In addition to new FTC regulations and HIPAA-related requirements, civil lawsuits continue to emerge against companies asserting negligence and other causes of action for poor cyber hygiene. Examining the matter from an economic perspective, defending litigation (regardless of an eventual outcome) will undoubtedly be more expensive in time and resources than investing in cyber defenses.
In the past, courts declined to find “standing” (or the right to sue) in response to a company’s failure to employ cybersecurity defenses. Claims for negligence lacked a standard that the Courts could affix to a defendant’s conduct and the unknown effects of cyber incidents made legal recourse extremely difficult.
Those days are over, and blood is in the water. Think about these two recent examples:
In re Ambry Genetic Data Breach Litigation:
Currently pending in California state court, Plaintiffs are the victims of data breach of Ambry, which provides genetic testing that screens and diagnoses medical issues including hereditary cancer, hereditary cardiovascular disease, neurodevelopmental disorders, and epilepsy. In January 2020, Ambry experience a data breach of personal identifying information and confidential medical information, including diagnoses and Social Security numbers.
The origin of the breach was a hacker that fooled an Ambry employee and received access to Ambry files. Plaintiffs alleged that the breach was the result of poor cybersecurity practices and failure to implement reasonable protections. Now, Ambry faces claims of negligence, invasion of privacy, breach of implied contract, unjust enrichment, and failure to mitigate the threat following discovery.
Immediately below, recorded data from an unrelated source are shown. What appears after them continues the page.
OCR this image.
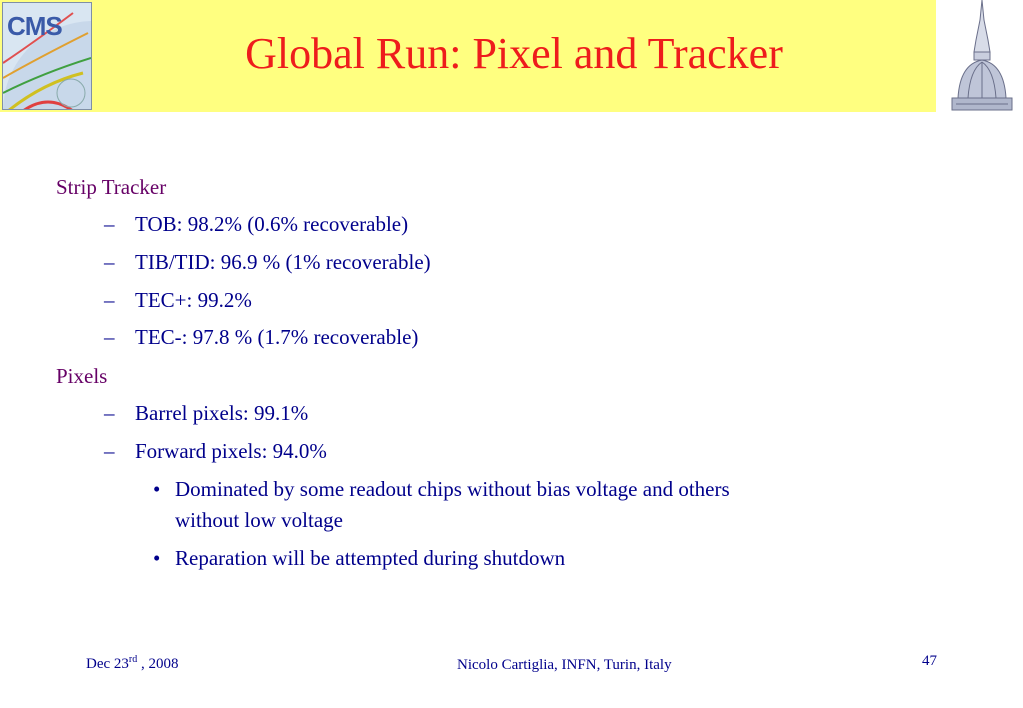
CMS
Global Run: Pixel and Tracker
Strip Tracker
– TOB: 98.2% (0.6% recoverable)
– TIB/TID: 96.9 % (1% recoverable)
– TEC+: 99.2%
– TEC-: 97.8 % (1.7% recoverable)
Pixels
– Barrel pixels: 99.1%
– Forward pixels: 94.0%
• Dominated by some readout chips without bias voltage and others
without low voltage
• Reparation will be attempted during shutdown
Dec 23rd , 2008	Nicolo Cartiglia, INFN, Turin, Italy	47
The court called Ambry’s invasion of the plaintiff’s privacy “highly-offensive.”
While neither HIPAA nor FTC data security and privacy standards allow individuals to file suit against companies for breaching these federal regulations, this case is yet ANOTHER example of the courts allowing “the violation of a statute, ordinance, or regulation to establish part of that cause of action” and form the standard for negligence. Between the federal regulations protecting the data and Ambry’s representations to its customers of “valuing their privacy,” the court is allowing the breach of implied contract action to stand.
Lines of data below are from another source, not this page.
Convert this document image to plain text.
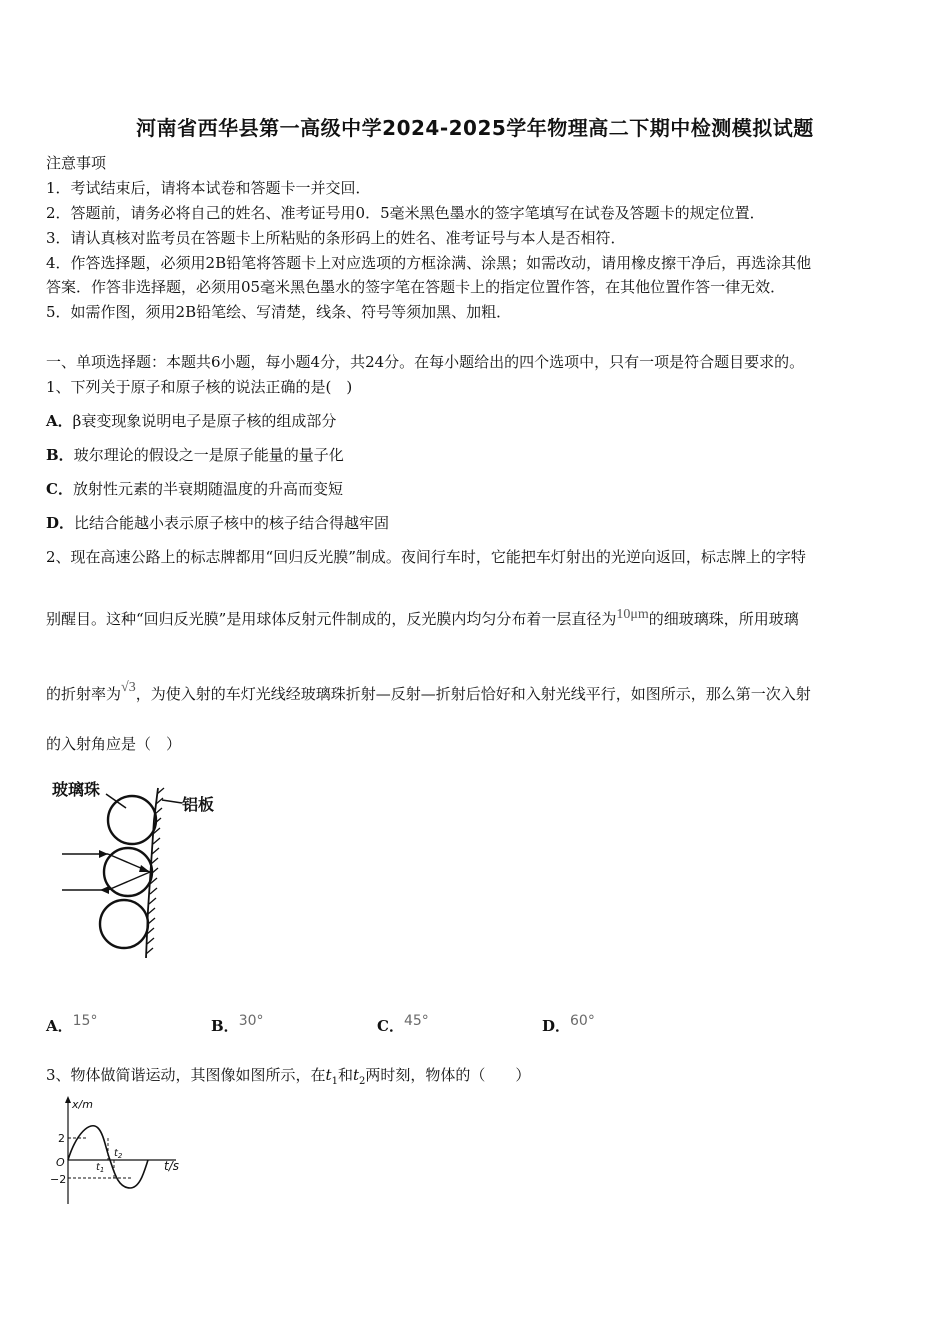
河南省西华县第一高级中学2024-2025学年物理高二下期中检测模拟试题
注意事项
1．考试结束后，请将本试卷和答题卡一并交回．
2．答题前，请务必将自己的姓名、准考证号用0．5毫米黑色墨水的签字笔填写在试卷及答题卡的规定位置．
3．请认真核对监考员在答题卡上所粘贴的条形码上的姓名、准考证号与本人是否相符．
4．作答选择题，必须用2B铅笔将答题卡上对应选项的方框涂满、涂黑；如需改动，请用橡皮擦干净后，再选涂其他
答案．作答非选择题，必须用05毫米黑色墨水的签字笔在答题卡上的指定位置作答，在其他位置作答一律无效．
5．如需作图，须用2B铅笔绘、写清楚，线条、符号等须加黑、加粗．
一、单项选择题：本题共6小题，每小题4分，共24分。在每小题给出的四个选项中，只有一项是符合题目要求的。
1、下列关于原子和原子核的说法正确的是(　)
A．β衰变现象说明电子是原子核的组成部分
B．玻尔理论的假设之一是原子能量的量子化
C．放射性元素的半衰期随温度的升高而变短
D．比结合能越小表示原子核中的核子结合得越牢固
2、现在高速公路上的标志牌都用“回归反光膜”制成。夜间行车时，它能把车灯射出的光逆向返回，标志牌上的字特
别醒目。这种“回归反光膜”是用球体反射元件制成的，反光膜内均匀分布着一层直径为10μm的细玻璃珠，所用玻璃
的折射率为√3，为使入射的车灯光线经玻璃珠折射—反射—折射后恰好和入射光线平行，如图所示，那么第一次入射
的入射角应是（　）
玻璃珠
铝板
A．15°	B．30°	C．45°	D．60°
3、物体做简谐运动，其图像如图所示，在$t_1$和$t_2$两时刻，物体的（　　）
x/m
t/s
O
2
−2
$t_1$
$t_2$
Jerry Everhart, et al v. Colonial Pipeline:
Saturated now with information about the May 2021 ransomware attack on Colonial Pipeline, the event spurred anlax-cybersecurity-practices-create-more-lawsuitsother class action in Federal Court in Georgia. Plaintiffs in the case claim that Colonial Pipeline failed to protect the plaintiffs’ personal identifying information and timely notify them of the breach (more than 90 days). Plaintiffs' alleged injuries include lost and diminished value of their PII, efforts and expenses utilized to remediate damage from the breach, and risk of future injuries. These damages are not as well-defined as those in Ambry.
However, like Ambry, the plaintiffs alleged failure to implement basic cybersecurity precautions, including but limited to failure to use multi-factor authentication for accounts, strong spam filters, configured firewalls, and patch operating systems. Each of these concepts should be standard operating procedures for an entity serving critical infrastructure. Colonial filed a Motion to Dismiss these claims on November 1, 2021, and the result will be interesting.
Make no mistake, legal consequences (particularly in the form of class actions) will follow poor cybersecurity practices and internal policies.